The mosaic was part of the floor in the entrance hall of a villa rustica and depicts the nine muses alongside the Greek poet Homer. It was most likely created around 240 AD.

Furthermore, numerous other archaeological sites can be fount throughout the canton, for example in Rippweiler, Hovelange and Schandel, among others.

=== Middle Ages ===
During the Middle Ages, the territory of the canton of Redange was part of the Duchy of Luxembourg, and was ruled by numerous lords and counts, who resided in castles dotted all around the canton. Even today, many ruins of castles can be found across the canton, the most notable one being Useldange castle.

=== French revolution and establishment of the canton ===
During the French revolution, the Duchy of Luxembourg was incorporated into the French Republic as part of the Département des Forêts. Following multiple territorial reforms, communes were established, and in October 1796 the Département des Forêts was divided into 26 cantons. Among those the canton of Ospern, with most borders identical to the present-day canton of Redange (except the present-day eastern border with Belgium, which was established in 1839 following the 3rd partition of Luxembourg).

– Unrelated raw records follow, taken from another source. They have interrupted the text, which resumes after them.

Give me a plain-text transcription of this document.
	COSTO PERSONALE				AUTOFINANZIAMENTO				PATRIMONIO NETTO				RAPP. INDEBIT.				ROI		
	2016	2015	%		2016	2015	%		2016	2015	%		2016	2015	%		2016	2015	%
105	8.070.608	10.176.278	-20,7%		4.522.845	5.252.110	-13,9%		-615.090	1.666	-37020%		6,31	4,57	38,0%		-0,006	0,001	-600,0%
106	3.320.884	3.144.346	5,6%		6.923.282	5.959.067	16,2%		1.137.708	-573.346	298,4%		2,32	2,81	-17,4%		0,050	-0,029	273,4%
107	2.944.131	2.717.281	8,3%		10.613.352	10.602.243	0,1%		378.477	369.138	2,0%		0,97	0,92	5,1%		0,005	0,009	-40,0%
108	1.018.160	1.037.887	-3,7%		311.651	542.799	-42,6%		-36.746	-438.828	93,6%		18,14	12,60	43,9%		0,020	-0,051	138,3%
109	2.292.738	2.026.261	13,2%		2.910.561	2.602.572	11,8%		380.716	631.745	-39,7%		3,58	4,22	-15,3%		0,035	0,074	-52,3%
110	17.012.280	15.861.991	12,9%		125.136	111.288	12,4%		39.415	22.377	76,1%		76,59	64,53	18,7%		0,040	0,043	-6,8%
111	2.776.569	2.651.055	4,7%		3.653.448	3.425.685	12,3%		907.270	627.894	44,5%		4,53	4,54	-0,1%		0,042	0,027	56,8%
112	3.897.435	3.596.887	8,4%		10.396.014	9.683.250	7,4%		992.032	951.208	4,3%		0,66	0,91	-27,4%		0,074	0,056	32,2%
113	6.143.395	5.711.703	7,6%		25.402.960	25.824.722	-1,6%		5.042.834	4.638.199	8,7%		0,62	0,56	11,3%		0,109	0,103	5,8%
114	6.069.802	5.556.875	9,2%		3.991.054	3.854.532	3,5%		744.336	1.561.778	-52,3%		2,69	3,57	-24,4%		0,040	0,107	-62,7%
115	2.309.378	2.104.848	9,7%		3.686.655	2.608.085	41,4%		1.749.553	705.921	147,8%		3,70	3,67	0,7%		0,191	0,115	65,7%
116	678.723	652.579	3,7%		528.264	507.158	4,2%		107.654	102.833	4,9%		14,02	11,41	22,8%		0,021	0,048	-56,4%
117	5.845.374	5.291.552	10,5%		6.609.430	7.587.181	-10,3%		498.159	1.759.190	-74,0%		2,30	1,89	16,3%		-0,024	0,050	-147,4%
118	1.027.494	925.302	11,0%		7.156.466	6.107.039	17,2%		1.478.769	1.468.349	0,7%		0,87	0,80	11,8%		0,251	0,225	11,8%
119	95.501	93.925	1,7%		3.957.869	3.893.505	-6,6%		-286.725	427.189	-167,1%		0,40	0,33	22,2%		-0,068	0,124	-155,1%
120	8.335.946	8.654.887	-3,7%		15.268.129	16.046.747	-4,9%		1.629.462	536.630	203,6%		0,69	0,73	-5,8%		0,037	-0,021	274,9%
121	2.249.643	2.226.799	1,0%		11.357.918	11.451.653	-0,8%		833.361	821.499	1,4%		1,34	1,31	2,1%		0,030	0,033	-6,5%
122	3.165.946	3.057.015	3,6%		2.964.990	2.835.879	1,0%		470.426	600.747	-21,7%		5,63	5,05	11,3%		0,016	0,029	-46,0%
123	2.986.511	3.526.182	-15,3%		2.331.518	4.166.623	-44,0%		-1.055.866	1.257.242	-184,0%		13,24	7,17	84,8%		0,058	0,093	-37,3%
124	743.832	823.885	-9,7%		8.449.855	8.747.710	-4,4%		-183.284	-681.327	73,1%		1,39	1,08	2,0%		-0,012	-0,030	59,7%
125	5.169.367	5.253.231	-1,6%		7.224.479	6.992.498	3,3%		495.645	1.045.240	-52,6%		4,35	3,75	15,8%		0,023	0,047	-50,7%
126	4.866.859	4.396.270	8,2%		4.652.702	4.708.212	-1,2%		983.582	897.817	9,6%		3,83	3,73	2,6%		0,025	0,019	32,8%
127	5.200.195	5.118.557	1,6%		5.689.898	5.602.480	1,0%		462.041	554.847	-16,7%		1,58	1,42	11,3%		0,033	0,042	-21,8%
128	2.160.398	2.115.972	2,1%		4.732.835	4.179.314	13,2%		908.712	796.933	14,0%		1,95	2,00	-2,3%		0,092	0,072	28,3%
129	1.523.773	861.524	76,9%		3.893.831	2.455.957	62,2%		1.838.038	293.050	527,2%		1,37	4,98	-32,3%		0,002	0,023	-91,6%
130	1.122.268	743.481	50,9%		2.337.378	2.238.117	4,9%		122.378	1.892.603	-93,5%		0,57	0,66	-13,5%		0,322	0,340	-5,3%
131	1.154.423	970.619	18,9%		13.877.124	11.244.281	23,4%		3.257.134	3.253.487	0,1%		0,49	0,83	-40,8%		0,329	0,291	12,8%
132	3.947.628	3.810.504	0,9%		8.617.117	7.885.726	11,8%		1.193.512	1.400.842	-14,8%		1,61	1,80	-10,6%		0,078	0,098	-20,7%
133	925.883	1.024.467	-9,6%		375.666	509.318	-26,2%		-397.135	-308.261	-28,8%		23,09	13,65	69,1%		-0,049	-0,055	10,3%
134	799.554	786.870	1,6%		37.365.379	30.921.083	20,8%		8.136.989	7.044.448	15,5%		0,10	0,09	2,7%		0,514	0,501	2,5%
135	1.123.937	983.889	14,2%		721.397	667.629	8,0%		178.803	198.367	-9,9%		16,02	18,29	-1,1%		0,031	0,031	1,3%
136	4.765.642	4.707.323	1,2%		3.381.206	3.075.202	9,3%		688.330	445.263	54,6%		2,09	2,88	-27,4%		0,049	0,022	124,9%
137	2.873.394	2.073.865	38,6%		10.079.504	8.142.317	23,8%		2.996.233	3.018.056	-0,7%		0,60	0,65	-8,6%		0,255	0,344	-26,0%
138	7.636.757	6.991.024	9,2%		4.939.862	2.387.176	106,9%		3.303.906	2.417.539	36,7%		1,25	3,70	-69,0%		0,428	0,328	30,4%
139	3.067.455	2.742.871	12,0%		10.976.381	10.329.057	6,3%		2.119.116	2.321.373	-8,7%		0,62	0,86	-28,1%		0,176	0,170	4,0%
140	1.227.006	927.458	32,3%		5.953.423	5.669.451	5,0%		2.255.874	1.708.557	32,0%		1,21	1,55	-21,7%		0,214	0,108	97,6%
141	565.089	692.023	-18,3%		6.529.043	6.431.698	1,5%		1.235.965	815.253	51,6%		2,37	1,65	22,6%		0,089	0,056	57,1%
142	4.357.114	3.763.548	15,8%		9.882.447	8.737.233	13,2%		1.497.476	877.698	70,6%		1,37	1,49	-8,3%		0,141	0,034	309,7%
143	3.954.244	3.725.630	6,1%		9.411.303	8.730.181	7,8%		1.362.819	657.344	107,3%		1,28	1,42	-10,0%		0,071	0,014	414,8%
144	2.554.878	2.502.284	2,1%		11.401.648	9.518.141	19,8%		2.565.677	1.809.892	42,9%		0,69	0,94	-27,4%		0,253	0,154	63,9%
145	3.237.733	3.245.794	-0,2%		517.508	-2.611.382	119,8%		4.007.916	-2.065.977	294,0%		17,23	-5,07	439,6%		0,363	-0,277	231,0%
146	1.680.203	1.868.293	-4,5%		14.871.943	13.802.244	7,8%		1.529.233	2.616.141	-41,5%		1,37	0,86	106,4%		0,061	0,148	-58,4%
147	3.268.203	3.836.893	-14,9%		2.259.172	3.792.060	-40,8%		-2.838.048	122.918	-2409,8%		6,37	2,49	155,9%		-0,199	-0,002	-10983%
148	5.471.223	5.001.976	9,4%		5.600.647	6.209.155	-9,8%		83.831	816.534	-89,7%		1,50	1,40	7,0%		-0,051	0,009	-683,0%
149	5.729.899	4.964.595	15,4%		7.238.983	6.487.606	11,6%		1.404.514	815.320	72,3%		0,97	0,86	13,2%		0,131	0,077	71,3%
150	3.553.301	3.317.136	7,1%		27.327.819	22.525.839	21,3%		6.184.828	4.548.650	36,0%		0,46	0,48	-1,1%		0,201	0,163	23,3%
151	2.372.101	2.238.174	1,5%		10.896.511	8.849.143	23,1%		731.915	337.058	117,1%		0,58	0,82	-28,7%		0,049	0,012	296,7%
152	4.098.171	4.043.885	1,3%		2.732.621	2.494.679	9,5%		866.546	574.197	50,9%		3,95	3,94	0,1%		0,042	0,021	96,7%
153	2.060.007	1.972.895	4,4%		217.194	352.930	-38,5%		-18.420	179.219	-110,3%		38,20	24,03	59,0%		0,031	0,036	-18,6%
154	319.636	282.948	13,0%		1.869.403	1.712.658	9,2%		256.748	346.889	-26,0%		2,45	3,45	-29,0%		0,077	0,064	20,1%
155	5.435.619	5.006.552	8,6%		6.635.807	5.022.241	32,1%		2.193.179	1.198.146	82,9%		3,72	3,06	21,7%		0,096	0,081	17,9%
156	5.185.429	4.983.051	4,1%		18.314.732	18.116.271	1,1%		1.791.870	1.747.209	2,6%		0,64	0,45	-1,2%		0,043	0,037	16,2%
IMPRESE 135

On 12 October 1841, the capital of the canton was ordered to be transferred from Ospern to Redange.

=== Industrialisation ===
Towards the end of the 17th century, slate mines were excavated near present-day Haut-Martelange and Rombach, in the northwest of the canton.

The importance of this site grew significantly after investments were made by the Rother family from Frankfurt. The connection of Haut-Martelange to the Noerdange-Martelange railway line (Jhangeli) in 1890 provided the possibility for high-volume exports across the whole of Europe.

During this time, the slate mines of Haut-Martelange accounted for a significant amount of Luxembourg's exports and were a major provider of labour in the region. The underground mines grew to become among the most important producers of slate in Europe.

The extraction of slate stopped in 1986 after the death of Christiane Rother in 1985, the last descendant of the Rother family.